Nr. 222† Bensheim-Auerbach, Bergkirche 1607-1615

Beschreibung

Epitaph für vier Kinder des Pfarres Tobias Plaustrarius. Von dem inzwischen verlorenen Original aus rotem Sandstein ist 1977 ein Abguß hergestellt worden, der heute in der Südwand der Kirche eingelassen ist.1) Im Feld befindet sich oben in einem Architekturrahmen eine Darstellung des gekreuzigten Christus. Unter dem Querbalken des Kreuzes sind zwei Wappen angebracht. Unter dem Kreuz knien die vier Kinder in betender Haltung. Darunter folgt eine zwölfzeilige Grabschrift (A), deren Buchstaben Zeile für Zeile kleiner werden. Auf dem Rand des Steines läuft eine Fürbittinschrift (B) um, die oben in der Mitte beginnt. Als der Abguß erfolgte, war der Stein schon so zerstört, daß der Text an vielen Stellen nicht mehr lesbar ist.

Nach Abguß.

Maße: H. 145, B. 81, Bu. 2,7-5 (B), 3,5-4 (A) cm.

Schriftart(en): Kapitalis.

Akademie der Wissenschaften und der Literatur Mainz (Thomas G. Tempel) [1/3]

  1. A

    LIBERI M(AGISTRI) TOBIAE PLAU[STRA]/RII PASTORIS ET REBECCAE [AN]/GELICAE CONIUGUM HIC DORM[IUNT] / HENRICUS MORTU[US] EST [...] / ANNO 1600 VIXIT A(NNOS) II M(ENSES) [I] D(IES) I[...] / MARGARETA 17 EIUSDEM ANN[I ET] MENSIS / VIXIT M(ENSES) IIX D(IES) VI [...]a) / ELISABETHA 30 IUN(II) 1607 VIX(IT) D(IES) VIII[.]b) / ELISABETHA VARIO [..]SSE[...] / [C]O[R]REPTA MO[RI]TVR ANNO [16..] / DIE [. OCTO]BRIS VIXIT [... / ...]XX[...]

  2. B

    O [IESU] C[HRISTE / FIL]I DEI FAC NOS MISEROS TERRAE VER[MICULOS AETERNI GAUDII IN SORTE SANCTOR]UMc) PARTICIPES UT TECUM P(AT)RE ET SP(IRITU) S(ANCTO) IN AETERNUM / CELEBREMUS2)

Übersetzung:

Hier ruhen die Kinder der Eheleute Magister Tobias Plaustrarius, Pfarrer, und der Rebecca Angelica. Henricus starb im Jahr 1600. Er lebte zwei Jahre, einen Monat ... Tage. Margareta starb am 17. desselben Jahres und Monats. Sie lebte acht Monate und sechs Tage. Elisabetha starb am 30. Juni 1607. Sie lebte acht(?) Tage und Elisabetha ... hinweggerafft starb im Jahr 16.. am ... Tag des Oktobers. Sie lebte ...(A)
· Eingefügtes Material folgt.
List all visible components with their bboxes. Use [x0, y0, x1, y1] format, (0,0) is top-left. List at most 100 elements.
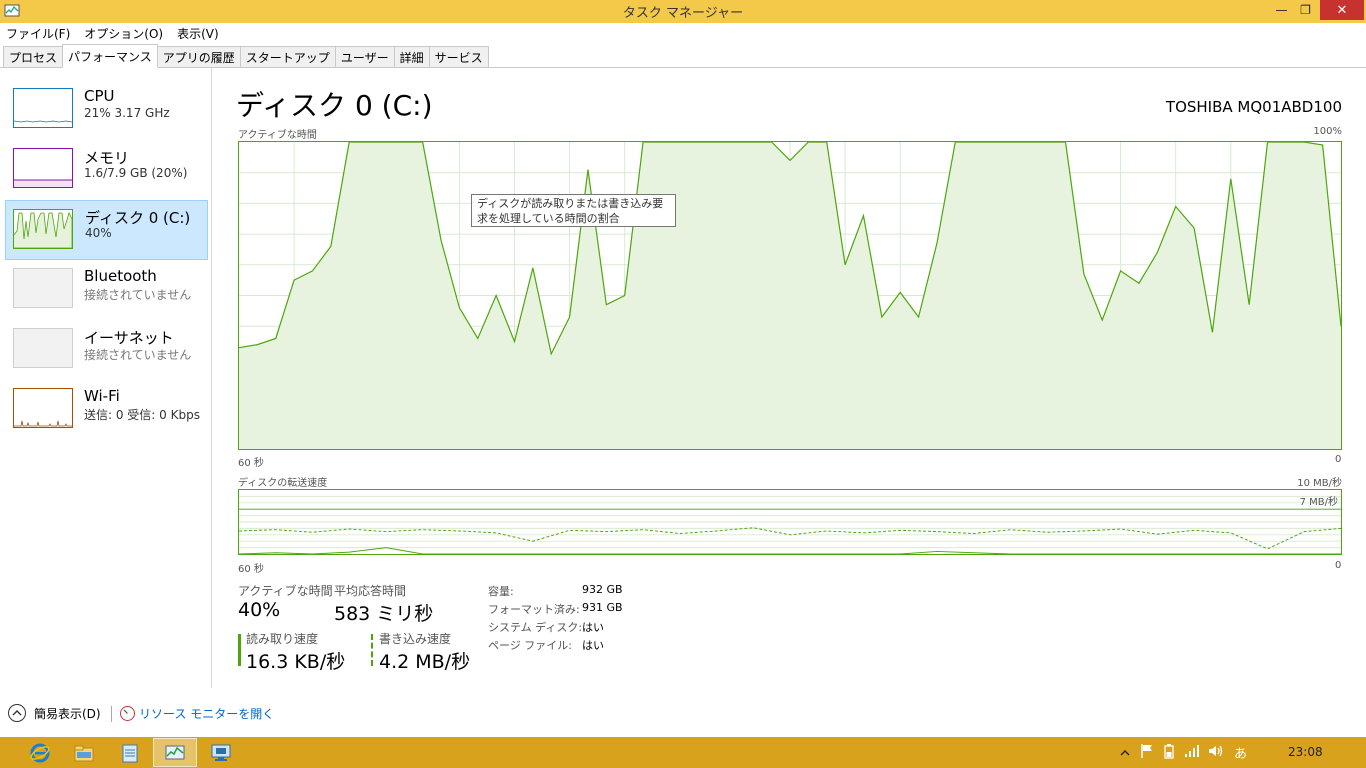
chart1-max: 100%: [1313, 126, 1342, 137]
write-speed-value: 4.2 MB/秒: [379, 651, 471, 673]
notepad-icon: [122, 744, 138, 762]
tab-details[interactable]: 詳細: [393, 46, 430, 67]
active-time-value: 40%: [238, 599, 281, 621]
write-speed-label: 書き込み速度: [379, 632, 452, 646]
write-indicator: [371, 634, 373, 666]
remote-desktop-icon: [211, 744, 231, 761]
sidebar-item-title: ディスク 0 (C:): [85, 209, 191, 227]
taskbar-remote-desktop[interactable]: [199, 738, 243, 767]
sidebar-item-title: メモリ: [84, 149, 130, 167]
taskbar-clock[interactable]: 23:08: [1288, 745, 1323, 759]
title-bar: タスク マネージャー — ❐ ✕: [0, 0, 1366, 23]
write-rate-line: [239, 527, 1341, 550]
avg-response-label: 平均応答時間: [334, 584, 407, 598]
tab-services[interactable]: サービス: [428, 46, 489, 67]
task-manager-icon: [165, 745, 185, 759]
sidebar-item-title: イーサネット: [84, 329, 174, 347]
action-center-flag-icon[interactable]: [1140, 743, 1154, 762]
chart2-x-right: 0: [1335, 560, 1342, 571]
system-tray: あ: [1120, 737, 1247, 768]
network-signal-icon[interactable]: [1184, 744, 1200, 761]
fewer-details-label: 簡易表示(D): [34, 706, 101, 721]
wifi-thumbnail: [13, 388, 73, 428]
chart2-label: ディスクの転送速度: [238, 478, 328, 489]
sidebar-item-disk[interactable]: ディスク 0 (C:) 40%: [5, 200, 208, 260]
resource-monitor-icon: [120, 706, 135, 721]
taskbar-internet-explorer[interactable]: [18, 738, 62, 767]
sidebar-item-subtitle: 接続されていません: [84, 288, 192, 302]
internet-explorer-icon: [30, 743, 50, 762]
tab-startup[interactable]: スタートアップ: [239, 46, 336, 67]
taskbar: あ 23:08: [0, 737, 1366, 768]
menu-view[interactable]: 表示(V): [177, 25, 219, 42]
read-speed-value: 16.3 KB/秒: [246, 651, 346, 673]
disk-model: TOSHIBA MQ01ABD100: [1165, 98, 1342, 116]
formatted-label: フォーマット済み:: [488, 603, 580, 616]
battery-icon[interactable]: [1162, 743, 1176, 762]
system-disk-value: はい: [582, 621, 604, 634]
resource-monitor-link[interactable]: リソース モニターを開く: [120, 705, 274, 722]
chevron-up-icon: [8, 704, 26, 722]
read-speed-label: 読み取り速度: [246, 632, 319, 646]
task-manager-icon: [4, 4, 20, 17]
tab-strip: プロセス パフォーマンス アプリの履歴 スタートアップ ユーザー 詳細 サービス: [0, 44, 1366, 68]
taskbar-file-explorer[interactable]: [62, 738, 106, 767]
tab-app-history[interactable]: アプリの履歴: [156, 46, 241, 67]
menu-options[interactable]: オプション(O): [84, 25, 163, 42]
sidebar-item-ethernet[interactable]: イーサネット 接続されていません: [5, 320, 208, 380]
chart-tooltip: ディスクが読み取りまたは書き込み要求を処理している時間の割合: [471, 194, 676, 227]
sidebar-item-subtitle: 40%: [85, 226, 112, 240]
ethernet-thumbnail: [13, 328, 73, 368]
sidebar-item-memory[interactable]: メモリ 1.6/7.9 GB (20%): [5, 140, 208, 200]
disk-thumbnail: [13, 209, 73, 249]
system-disk-label: システム ディスク:: [488, 621, 583, 634]
chart2-inner-max: 7 MB/秒: [1299, 497, 1338, 508]
chart1-x-left: 60 秒: [238, 458, 264, 469]
menu-bar: ファイル(F) オプション(O) 表示(V): [0, 23, 1366, 43]
cpu-thumbnail: [13, 88, 73, 128]
tab-users[interactable]: ユーザー: [334, 46, 395, 67]
chart1-label: アクティブな時間: [238, 130, 317, 141]
sidebar-item-subtitle: 送信: 0 受信: 0 Kbps: [84, 408, 200, 422]
tab-performance[interactable]: パフォーマンス: [62, 44, 158, 68]
read-rate-line: [239, 547, 1341, 554]
active-time-label: アクティブな時間: [238, 584, 333, 598]
footer-separator: [111, 706, 112, 722]
sidebar-item-title: CPU: [84, 87, 115, 105]
capacity-label: 容量:: [488, 585, 514, 598]
fewer-details-button[interactable]: 簡易表示(D): [8, 704, 101, 722]
maximize-button[interactable]: ❐: [1292, 0, 1319, 20]
sidebar-item-title: Bluetooth: [84, 267, 157, 285]
close-button[interactable]: ✕: [1320, 0, 1364, 20]
sidebar-item-title: Wi-Fi: [84, 387, 120, 405]
active-time-chart: [238, 141, 1342, 450]
show-hidden-icons-icon[interactable]: [1120, 746, 1130, 760]
transfer-rate-chart: [238, 489, 1342, 555]
page-title: ディスク 0 (C:): [236, 89, 433, 122]
sidebar-item-subtitle: 1.6/7.9 GB (20%): [84, 166, 188, 180]
avg-response-value: 583 ミリ秒: [334, 603, 434, 625]
capacity-value: 932 GB: [582, 583, 623, 596]
window-title: タスク マネージャー: [622, 6, 744, 21]
resource-monitor-label: リソース モニターを開く: [139, 707, 275, 721]
minimize-button[interactable]: —: [1268, 0, 1295, 20]
taskbar-task-manager[interactable]: [153, 738, 197, 767]
taskbar-notepad[interactable]: [108, 738, 152, 767]
volume-icon[interactable]: [1208, 744, 1224, 761]
formatted-value: 931 GB: [582, 601, 623, 614]
ime-indicator[interactable]: あ: [1234, 743, 1247, 762]
page-file-value: はい: [582, 639, 604, 652]
bluetooth-thumbnail: [13, 268, 73, 308]
sidebar-item-cpu[interactable]: CPU 21% 3.17 GHz: [5, 80, 208, 140]
tab-processes[interactable]: プロセス: [3, 46, 64, 67]
footer-bar: 簡易表示(D) リソース モニターを開く: [0, 701, 1366, 727]
memory-thumbnail: [13, 148, 73, 188]
sidebar-item-subtitle: 接続されていません: [84, 348, 192, 362]
sidebar-item-bluetooth[interactable]: Bluetooth 接続されていません: [5, 260, 208, 320]
sidebar-item-subtitle: 21% 3.17 GHz: [84, 106, 170, 120]
chart1-x-right: 0: [1335, 454, 1342, 465]
menu-file[interactable]: ファイル(F): [6, 25, 70, 42]
page-file-label: ページ ファイル:: [488, 639, 572, 652]
sidebar-item-wifi[interactable]: Wi-Fi 送信: 0 受信: 0 Kbps: [5, 380, 208, 440]
chart2-x-left: 60 秒: [238, 564, 264, 575]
O Jesus Christus, Sohn Gottes, laß uns elende Erdenwürmer teilhaben an der ewigen Freude in der Gemeinschaft der Heiligen, damit wir dich mit dem Vater und dem Heiligen Geist in Ewigkeit preisen.(B)

Wappen:
Plaustrarius (Wagenrad); Angelus (geflügelter Engelskopf).

Kommentar

Auffällig ist die Verwendung von U statt V, die sich auch bei zwei weiteren von Plaustrarius gesetzten Inschriften beobachten läßt.3)

Nach Dammann entstand das Epitaph im Jahr 1610.4) Allerdings wird aus seinen Ausführungen nicht ersichtlich, wie er zu der Datierung kommt. Da Tobias Plaustrarius 1615 als Pfarrer nach Zwingenberg wechselte, kann dieses Jahr als terminus ante quem festgehalten werden. Das Todesjahr Elisabethas 1607 markiert den terminus post quem der Entstehung des Epitaphs. Den Text der Inschrift (B) hat Tobias Plaustrarius nochmals auf dem Epitaph für seinen Sohn Johannes verwendet, der 1624 starb und in Oppenheim in der Katherinenkirche beigesetzt wurde. Da es sich in jenem Fall aber um die Fürbitte für nur einen Verstorbenen handelt, hat Plaustrarius den Text dort in die Einzahl (me miserum usw.) gesetzt.5)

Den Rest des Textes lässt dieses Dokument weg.